Even the Semi Final against Diego Maradona’s Argentina was embellished by one of his goals. But then, the Italia 90 fairy tale ended abruptly. Italians are still not over it: Walter Zenga’s mistake, Claudio Caniggia’s equalizer, the game decided on penalties – where it was another underdog to shine, the Argentinian shot-stopper Sergio Goycochea.
There was still time for Schillaci to score once more, a decisive penalty in the third-place match, to bring his personal tally to six, win the prize for the best player of the tournament and propel him to the second place in the Ballon d’Or standing, only behind German legend Lothar Matthaus!
Then, Italia 90 ended and so did Salvatore Schillaci’s magic moment. The country woke up from a short, intense summer dream and its instant hero became a “normal” player again.
The next few Serie A seasons were a disappointment. Despite partnering upfront with Roberto Baggio, Totò only scored five goals in 1990/91 and six in the following year. He then moved to Inter, enjoying little more success.
After the 1990 World Cup, he wore the Azzurri jersey in only eight more occasions, scoring his only additional goal in a 1-2 loss to Norway.
In 1994, he made a surprising choice as he decided to join Japanese club Jubilo Iwata. He closed his career three years later, after having been slated to star once again in the country of the Rising Sun, although in a totally different fashion.
Schillaci spent the second part of his life in his native Palermo, where he opened an academy to give kids from the poorer neighborhoods a chance to play football. Now and then, he was seen on TV, participating to some reality shows. Until a colon cancer took him away this morning at just 59 years of age.

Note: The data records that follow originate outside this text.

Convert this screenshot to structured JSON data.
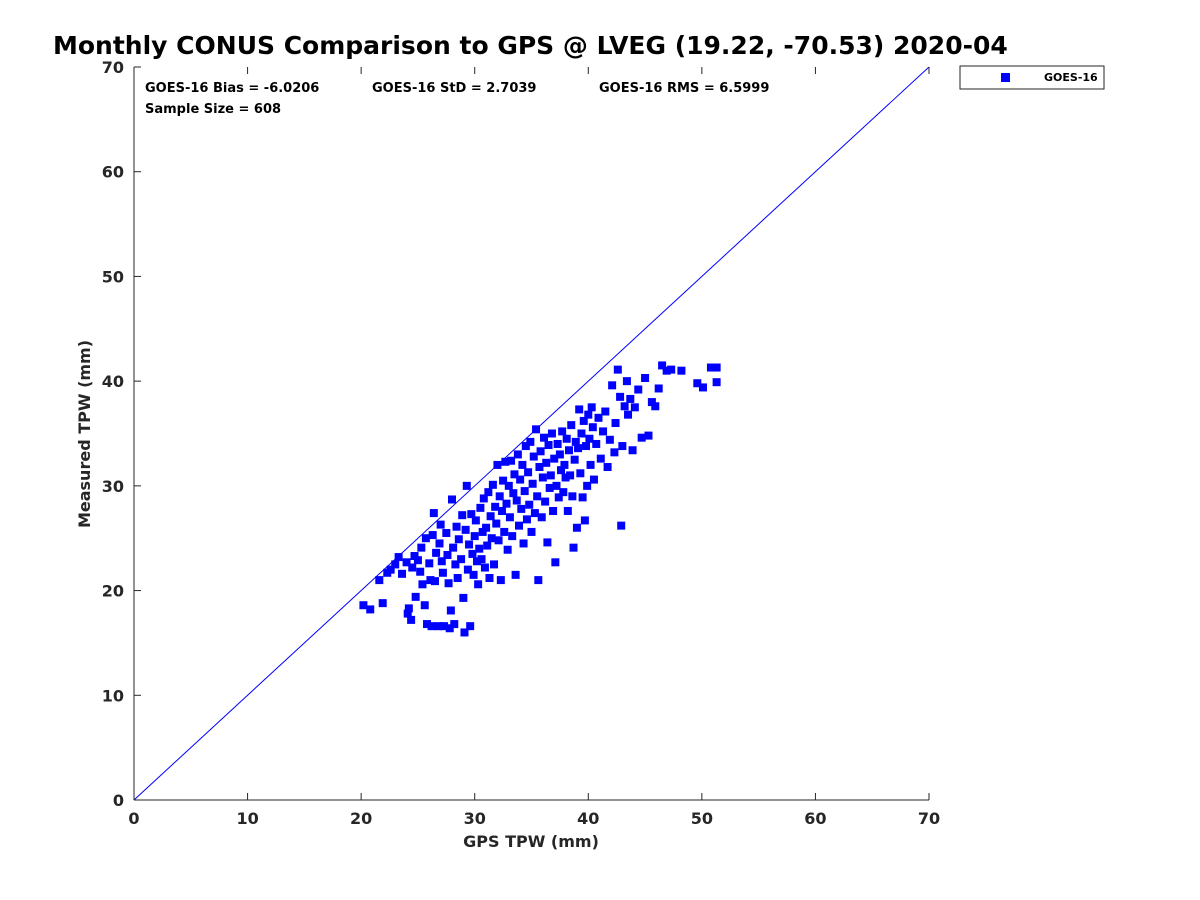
{
  "chart_data": {
    "type": "scatter",
    "title": "Monthly CONUS Comparison to GPS @ LVEG (19.22, -70.53) 2020-04",
    "xlabel": "GPS TPW (mm)",
    "ylabel": "Measured TPW (mm)",
    "xlim": [
      0,
      70
    ],
    "ylim": [
      0,
      70
    ],
    "xticks": [
      "0",
      "10",
      "20",
      "30",
      "40",
      "50",
      "60",
      "70"
    ],
    "yticks": [
      "0",
      "10",
      "20",
      "30",
      "40",
      "50",
      "60",
      "70"
    ],
    "grid": false,
    "legend_position": "top-right, outside plot",
    "reference_line": {
      "from": [
        0,
        0
      ],
      "to": [
        70,
        70
      ],
      "color": "#0000ff"
    },
    "stats": {
      "bias": "GOES-16 Bias = -6.0206",
      "std": "GOES-16 StD = 2.7039",
      "rms": "GOES-16 RMS = 6.5999",
      "sample": "Sample Size = 608"
    },
    "series": [
      {
        "name": "GOES-16",
        "color": "#0000ff",
        "marker": "square",
        "points": [
          [
            20.2,
            18.6
          ],
          [
            20.8,
            18.2
          ],
          [
            21.6,
            21.0
          ],
          [
            21.9,
            18.8
          ],
          [
            22.3,
            21.7
          ],
          [
            22.6,
            22.0
          ],
          [
            23.0,
            22.5
          ],
          [
            23.3,
            23.2
          ],
          [
            23.6,
            21.6
          ],
          [
            24.0,
            22.7
          ],
          [
            24.1,
            17.8
          ],
          [
            24.2,
            18.3
          ],
          [
            24.4,
            17.2
          ],
          [
            24.5,
            22.2
          ],
          [
            24.7,
            23.3
          ],
          [
            24.8,
            19.4
          ],
          [
            25.0,
            22.9
          ],
          [
            25.2,
            21.8
          ],
          [
            25.3,
            24.1
          ],
          [
            25.4,
            20.6
          ],
          [
            25.6,
            18.6
          ],
          [
            25.7,
            25.0
          ],
          [
            25.8,
            16.8
          ],
          [
            26.0,
            22.6
          ],
          [
            26.1,
            21.0
          ],
          [
            26.2,
            16.6
          ],
          [
            26.3,
            25.3
          ],
          [
            26.4,
            27.4
          ],
          [
            26.5,
            20.9
          ],
          [
            26.6,
            23.6
          ],
          [
            26.8,
            16.6
          ],
          [
            26.9,
            24.5
          ],
          [
            27.0,
            26.3
          ],
          [
            27.1,
            22.8
          ],
          [
            27.2,
            21.7
          ],
          [
            27.3,
            16.6
          ],
          [
            27.5,
            25.5
          ],
          [
            27.6,
            23.4
          ],
          [
            27.7,
            20.7
          ],
          [
            27.8,
            16.4
          ],
          [
            27.9,
            18.1
          ],
          [
            28.0,
            28.7
          ],
          [
            28.1,
            24.1
          ],
          [
            28.2,
            16.8
          ],
          [
            28.3,
            22.5
          ],
          [
            28.4,
            26.1
          ],
          [
            28.5,
            21.2
          ],
          [
            28.6,
            24.9
          ],
          [
            28.8,
            23.0
          ],
          [
            28.9,
            27.2
          ],
          [
            29.0,
            19.3
          ],
          [
            29.1,
            16.0
          ],
          [
            29.2,
            25.8
          ],
          [
            29.3,
            30.0
          ],
          [
            29.4,
            22.0
          ],
          [
            29.5,
            24.4
          ],
          [
            29.6,
            16.6
          ],
          [
            29.7,
            27.3
          ],
          [
            29.8,
            23.5
          ],
          [
            29.9,
            21.5
          ],
          [
            30.0,
            25.2
          ],
          [
            30.1,
            26.7
          ],
          [
            30.2,
            22.8
          ],
          [
            30.3,
            20.6
          ],
          [
            30.4,
            24.0
          ],
          [
            30.5,
            27.9
          ],
          [
            30.6,
            23.0
          ],
          [
            30.7,
            25.6
          ],
          [
            30.8,
            28.8
          ],
          [
            30.9,
            22.2
          ],
          [
            31.0,
            26.0
          ],
          [
            31.1,
            24.3
          ],
          [
            31.2,
            29.4
          ],
          [
            31.3,
            21.2
          ],
          [
            31.4,
            27.1
          ],
          [
            31.5,
            25.0
          ],
          [
            31.6,
            30.1
          ],
          [
            31.7,
            22.5
          ],
          [
            31.8,
            28.0
          ],
          [
            31.9,
            26.4
          ],
          [
            32.0,
            32.0
          ],
          [
            32.1,
            24.8
          ],
          [
            32.2,
            29.0
          ],
          [
            32.3,
            21.0
          ],
          [
            32.4,
            27.6
          ],
          [
            32.5,
            30.5
          ],
          [
            32.6,
            25.6
          ],
          [
            32.7,
            32.3
          ],
          [
            32.8,
            28.3
          ],
          [
            32.9,
            23.9
          ],
          [
            33.0,
            30.0
          ],
          [
            33.1,
            27.0
          ],
          [
            33.2,
            32.4
          ],
          [
            33.3,
            25.2
          ],
          [
            33.4,
            29.3
          ],
          [
            33.5,
            31.1
          ],
          [
            33.6,
            21.5
          ],
          [
            33.7,
            28.6
          ],
          [
            33.8,
            33.0
          ],
          [
            33.9,
            26.2
          ],
          [
            34.0,
            30.6
          ],
          [
            34.1,
            27.8
          ],
          [
            34.2,
            32.0
          ],
          [
            34.3,
            24.5
          ],
          [
            34.4,
            29.5
          ],
          [
            34.5,
            33.8
          ],
          [
            34.6,
            26.8
          ],
          [
            34.7,
            31.3
          ],
          [
            34.8,
            28.2
          ],
          [
            34.9,
            34.2
          ],
          [
            35.0,
            25.6
          ],
          [
            35.1,
            30.2
          ],
          [
            35.2,
            32.8
          ],
          [
            35.3,
            27.4
          ],
          [
            35.4,
            35.4
          ],
          [
            35.5,
            29.0
          ],
          [
            35.6,
            21.0
          ],
          [
            35.7,
            31.8
          ],
          [
            35.8,
            33.3
          ],
          [
            35.9,
            27.0
          ],
          [
            36.0,
            30.8
          ],
          [
            36.1,
            34.6
          ],
          [
            36.2,
            28.5
          ],
          [
            36.3,
            32.2
          ],
          [
            36.4,
            24.6
          ],
          [
            36.5,
            33.9
          ],
          [
            36.6,
            29.8
          ],
          [
            36.7,
            31.0
          ],
          [
            36.8,
            35.0
          ],
          [
            36.9,
            27.6
          ],
          [
            37.0,
            32.6
          ],
          [
            37.1,
            22.7
          ],
          [
            37.2,
            30.0
          ],
          [
            37.3,
            34.0
          ],
          [
            37.4,
            28.9
          ],
          [
            37.5,
            33.0
          ],
          [
            37.6,
            31.5
          ],
          [
            37.7,
            35.2
          ],
          [
            37.8,
            29.4
          ],
          [
            37.9,
            32.0
          ],
          [
            38.0,
            30.8
          ],
          [
            38.1,
            34.5
          ],
          [
            38.2,
            27.6
          ],
          [
            38.3,
            33.4
          ],
          [
            38.4,
            31.0
          ],
          [
            38.5,
            35.8
          ],
          [
            38.6,
            29.0
          ],
          [
            38.7,
            24.1
          ],
          [
            38.8,
            32.5
          ],
          [
            38.9,
            34.2
          ],
          [
            39.0,
            26.0
          ],
          [
            39.1,
            33.6
          ],
          [
            39.2,
            37.3
          ],
          [
            39.3,
            31.2
          ],
          [
            39.4,
            35.0
          ],
          [
            39.5,
            28.9
          ],
          [
            39.6,
            36.2
          ],
          [
            39.7,
            26.7
          ],
          [
            39.8,
            33.8
          ],
          [
            39.9,
            30.0
          ],
          [
            40.0,
            36.8
          ],
          [
            40.1,
            34.5
          ],
          [
            40.2,
            32.0
          ],
          [
            40.3,
            37.5
          ],
          [
            40.4,
            35.6
          ],
          [
            40.5,
            30.6
          ],
          [
            40.7,
            34.0
          ],
          [
            40.9,
            36.5
          ],
          [
            41.1,
            32.6
          ],
          [
            41.3,
            35.2
          ],
          [
            41.5,
            37.1
          ],
          [
            41.7,
            31.8
          ],
          [
            41.9,
            34.4
          ],
          [
            42.1,
            39.6
          ],
          [
            42.3,
            33.2
          ],
          [
            42.4,
            36.0
          ],
          [
            42.6,
            41.1
          ],
          [
            42.8,
            38.5
          ],
          [
            42.9,
            26.2
          ],
          [
            43.0,
            33.8
          ],
          [
            43.2,
            37.6
          ],
          [
            43.4,
            40.0
          ],
          [
            43.5,
            36.8
          ],
          [
            43.7,
            38.3
          ],
          [
            43.9,
            33.4
          ],
          [
            44.1,
            37.5
          ],
          [
            44.4,
            39.2
          ],
          [
            44.7,
            34.6
          ],
          [
            45.0,
            40.3
          ],
          [
            45.3,
            34.8
          ],
          [
            45.6,
            38.0
          ],
          [
            45.9,
            37.6
          ],
          [
            46.2,
            39.3
          ],
          [
            46.5,
            41.5
          ],
          [
            46.9,
            41.0
          ],
          [
            47.3,
            41.1
          ],
          [
            48.2,
            41.0
          ],
          [
            49.6,
            39.8
          ],
          [
            50.1,
            39.4
          ],
          [
            50.8,
            41.3
          ],
          [
            51.3,
            41.3
          ],
          [
            51.3,
            39.9
          ]
        ]
      }
    ]
  }
}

Salvatore Schillaci was a good player, not a fuoriclasse. He was not the fastest. He was not the strongest.
“Yeah, I know I am not built like a Rialto bronze,” he once said, a blunder that made him even more loved because the little education he had had only made him closer to the Italian average man of the streets (at least, those kinds of streets that he was born and raised in). He meant to refer to the Riace bronzes, the famous ripped Greek statues displayed at the Reggio Calabria Museum, but mistook their name with Rialto, which is a bridge in Venice.
But he had something that made him stand out, which his old coach Scoglio recognized, and which is so rare to find in young kids approaching football nowadays.
He had a hunger for glory and the willingness to put in the work. He showed us that, when the right times comes, and the stars align, everybody can be a hero. But that look in his eyes, those crazy runs to celebrate yet another goal scored at Italia 90, also taught us to never forget the kid in ourselves, even when the childhood dream is fulfilled, and to enjoy that very moment in the best possible way.
Even if it’s going to be short, and it will quickly fade away.
Thank you for everything Totò, you were one of us.